Figure 1 - the first "Instagram for Doctors" lets doctors share and discuss medical images
Figure 1 - the first "Instagram for Doctors" lets doctors share and discuss medical images Figure 1

A Canadian intensive care doctor has invented the world's first "Instagram for Doctors", an iOS and Android app that allows healthcare professionals around the world to share and discuss images of assorted medical conditions.

"This was something that came to me, as a combination of my clinical work as well as my research work," Dr Joshua Landy, a practicing intensive care physician at Scarborough Hospital, Toronto and founder of medical startup Figure 1, told IBTimes UK.

Dr Joshua Landy, founder of medical startup Figure 1
Dr Joshua Landy, founder of medical startup Figure 1 Figure 1

"I see a lot of complex cases that are best shared with other healthcare professionals, but the pain of not having a proper system to share images or discuss cases is an obstacle."

According to Landy, if doctors want to see examples of medical conditions, they need to either pay to join a closed online repository of medical images, look in medical textbooks or store hard copies of clinical documents such as cardiograms in folders.

"When I was a trainee, I was told by my professors: 'You should keep a copy of this for your teaching file,'" Landy said.

"It's not formalised at all in hospitals. Often a professor will have some photocopied examples for their teaching and clinical documents are being stored in desk drawers at universities all over the world."

Landy realised young physicians were starting to embrace the digital revolution and when they got stuck on a case, they would consult with other doctors by transmitting images of difficult medical cases over MMS multimedia messages and email.

"These conversations are not protecting patients' privacy because these are not secure platforms, and they don't have the tools to remove a patient's personal details from an image like a face, tattoo or name," Landy said.

"Those images are not being archived in a proper way.
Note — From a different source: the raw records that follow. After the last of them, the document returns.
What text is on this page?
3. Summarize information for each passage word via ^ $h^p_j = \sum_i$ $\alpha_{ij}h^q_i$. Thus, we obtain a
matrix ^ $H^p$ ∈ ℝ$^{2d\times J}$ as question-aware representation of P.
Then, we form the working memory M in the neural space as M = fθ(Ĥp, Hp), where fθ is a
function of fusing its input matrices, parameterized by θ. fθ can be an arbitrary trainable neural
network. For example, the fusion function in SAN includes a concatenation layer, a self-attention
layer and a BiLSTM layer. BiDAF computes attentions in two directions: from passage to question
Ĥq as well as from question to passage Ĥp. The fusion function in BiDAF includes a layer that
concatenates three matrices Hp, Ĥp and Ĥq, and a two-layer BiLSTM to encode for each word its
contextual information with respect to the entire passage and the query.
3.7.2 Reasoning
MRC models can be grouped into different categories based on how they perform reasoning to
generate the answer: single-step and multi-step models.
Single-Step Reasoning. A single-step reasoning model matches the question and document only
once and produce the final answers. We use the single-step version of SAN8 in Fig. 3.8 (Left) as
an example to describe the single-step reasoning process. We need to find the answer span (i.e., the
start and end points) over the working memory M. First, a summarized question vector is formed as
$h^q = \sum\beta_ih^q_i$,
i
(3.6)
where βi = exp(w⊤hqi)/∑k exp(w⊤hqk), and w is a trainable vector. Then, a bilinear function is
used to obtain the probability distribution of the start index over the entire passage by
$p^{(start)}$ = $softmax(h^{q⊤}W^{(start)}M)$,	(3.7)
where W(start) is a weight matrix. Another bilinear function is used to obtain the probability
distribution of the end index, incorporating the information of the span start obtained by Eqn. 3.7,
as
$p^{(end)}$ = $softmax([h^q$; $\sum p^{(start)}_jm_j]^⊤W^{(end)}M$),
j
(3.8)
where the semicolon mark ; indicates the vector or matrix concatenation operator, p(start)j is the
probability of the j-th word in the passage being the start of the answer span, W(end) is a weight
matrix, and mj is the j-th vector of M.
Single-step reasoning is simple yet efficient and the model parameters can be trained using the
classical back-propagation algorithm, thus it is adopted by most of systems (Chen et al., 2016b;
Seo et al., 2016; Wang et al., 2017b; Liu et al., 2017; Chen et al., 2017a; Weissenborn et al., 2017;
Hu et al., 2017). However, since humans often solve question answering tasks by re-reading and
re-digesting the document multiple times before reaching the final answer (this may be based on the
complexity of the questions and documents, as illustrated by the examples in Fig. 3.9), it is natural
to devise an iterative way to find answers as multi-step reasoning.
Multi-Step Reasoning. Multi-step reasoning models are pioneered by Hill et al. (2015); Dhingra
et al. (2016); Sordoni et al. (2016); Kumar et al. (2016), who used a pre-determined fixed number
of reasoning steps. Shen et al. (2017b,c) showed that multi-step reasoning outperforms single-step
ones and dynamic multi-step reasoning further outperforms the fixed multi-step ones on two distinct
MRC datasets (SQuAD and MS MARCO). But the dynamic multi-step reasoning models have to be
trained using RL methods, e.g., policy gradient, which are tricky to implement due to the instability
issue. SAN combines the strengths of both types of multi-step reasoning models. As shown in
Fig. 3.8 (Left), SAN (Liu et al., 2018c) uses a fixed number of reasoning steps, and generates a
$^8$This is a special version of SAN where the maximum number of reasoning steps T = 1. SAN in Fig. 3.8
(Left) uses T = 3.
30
All those amazing teaching cases are lost at the bottom of someone's email inbox."

How Figure 1 works

The Figure 1 app is free to download from the iTunes app store and Google Play but only in six countries - UK, Ireland, US, Canada, Australia and New Zealand – where Figure 1 has been approved by health privacy lawmakers.

Healthcare professionals sign up for an account using the app on their tablet or smartphone and go through a process to have their medical licences verified.

The Figure 1 iPhone app
The Figure 1 iPhone app Figure 1

Once they are verified, they are allowed to upload images to the app but they have to sign a consent form stating they have abided by the medical privacy laws in their region.

Physicians can also choose to access images by signing up for an account on the Figure 1 website.

Healthcare professionals from around the world are allowed to sign up for a web account and view medical images on the Figure 1 website but they will not be allowed to comment on images or upload images until the app is launched in their country.

The images have to go through the "Face Block" feature in the app that lets users remove sensitive patient details and identify features by swiping their finger across the screen.

Next, a human privacy moderation team looks through every photo and manually approves images before they appear in the app. Similar to Instagram, users can post comments on images, tag them to different categories and search for medical cases via either specialty or anatomy.

Uptake of the app

The app was initially beta-tested by medical students from 18 universities in the UK including Oxford University, University College London and the University of Edinburgh.

It has proved so successful that it is now in use by 20% of all medical students in the US, as well as over 150,000 healthcare professionals in the UK, Ireland, US, Canada, Australia and New Zealand.

The startup has been receiving hundreds of emails from doctors around the world making requests for images pertaining to a wide variety of medical conditions.

Figure 1 plans to launch the app in South Africa soon, followed by parts of Western Europe over the rest of 2014 and Asia next year.